2. Add the water, whisking only until the mixture forms a smooth, sticky batter (similar to pancake batter). Cover the bowl with plastic wrap and let it rise on the counter until the mixture becomes very foamy and bubbly, about 2 hours.
3. Making the dough. Add the 1/2-teaspoon yeast to the same bowl as the sponge. Mix until combined.
4. Add 3 cups of the flour, salt and malt/brown sugar. Stir until the ingredients form a rough dough, slowly working in the remaining 3/4 cup flour to make a stiff dough.
5. Transfer the dough to a lightly floured counter and knead for about 10 minutes. The dough will be firm and stiff but still pliable. The dough should be able to be stretched into a windowpane when finished kneading.
6. Divide the dough into 12 4-1/2 ounce pieces. A 4-1/2 ounce piece of dough is about the size of a baseball. Shape each piece of dough into a ball by rolling it between the counter and palm of your hand. Cover the balls with a damp towel and allow them to rest for 20 minutes.
7. Line 2 sheet pans with parchment paper and spray them with nonstick cooking spray. To shape the bagels, pinch your thumb and forefinger through the middle of each ball of dough.
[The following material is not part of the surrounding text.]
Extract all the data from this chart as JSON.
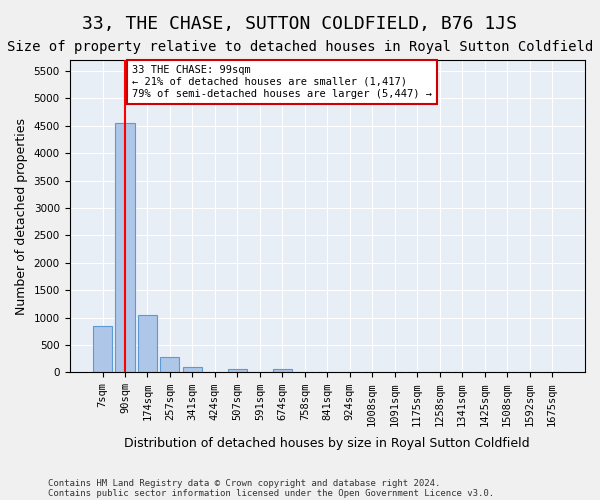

Then, gently stretch the dough ring until the hole is about 2-inches wide. Place each shaped bagel 2-inches apart on the prepared sheet pans. Let the pans sit for 20 minutes.
8. Perform the “float” test to see if the bagels are ready to go into the refrigerator for the final overnight rise. They’re ready when they float within 10 seconds after being dropped into the water. Take one bagel and place it in a bowl of water. If it floats, great! If not, place the bagel back on the pan and continue checking every 10-20 minutes. Once the bagel floats, cover the tray with plastic and place it in the refrigerator overnight.
9. Boiling the bagels. The following day (or whenever you are ready), preheat the oven to 500° F. Bring a large pot of water to a rolling boil; the wider the pot the better. Add 1 tablespoon baking soda. Remove bagels from the refrigerator and gently drop them into the water. Be sure to only boil as many as can comfortably fit. Boil bagels for 1 minute on each side then return to the pan with at least 2-inches space between them.
10. Baking the bagels. when all bagels are boiled, place the pans of boiled bagels in the oven. Bake for approximately 5 minutes, then rotate pans; switching shelves and giving the pans a180-degree rotation. After the rotation, lower oven to 450° F and continue baking for another 5 minutes, or until the bagels are golden brown.
Remove pans from the oven and let the bagels cool on a rack for 15 minutes before serving.
- It is perfectly ok to substitute brown sugar or honey for the malt powder. Malt powder does add a distinctive flavor and can be purchased at your local home brew supply store on online. However, we’ve made these bagels several times with brown sugar and they turn out just fine.
- If you like chewier bagels, boil for 2 minutes on both sides instead of the 1 minute listed above. This will result in a chewier crumb.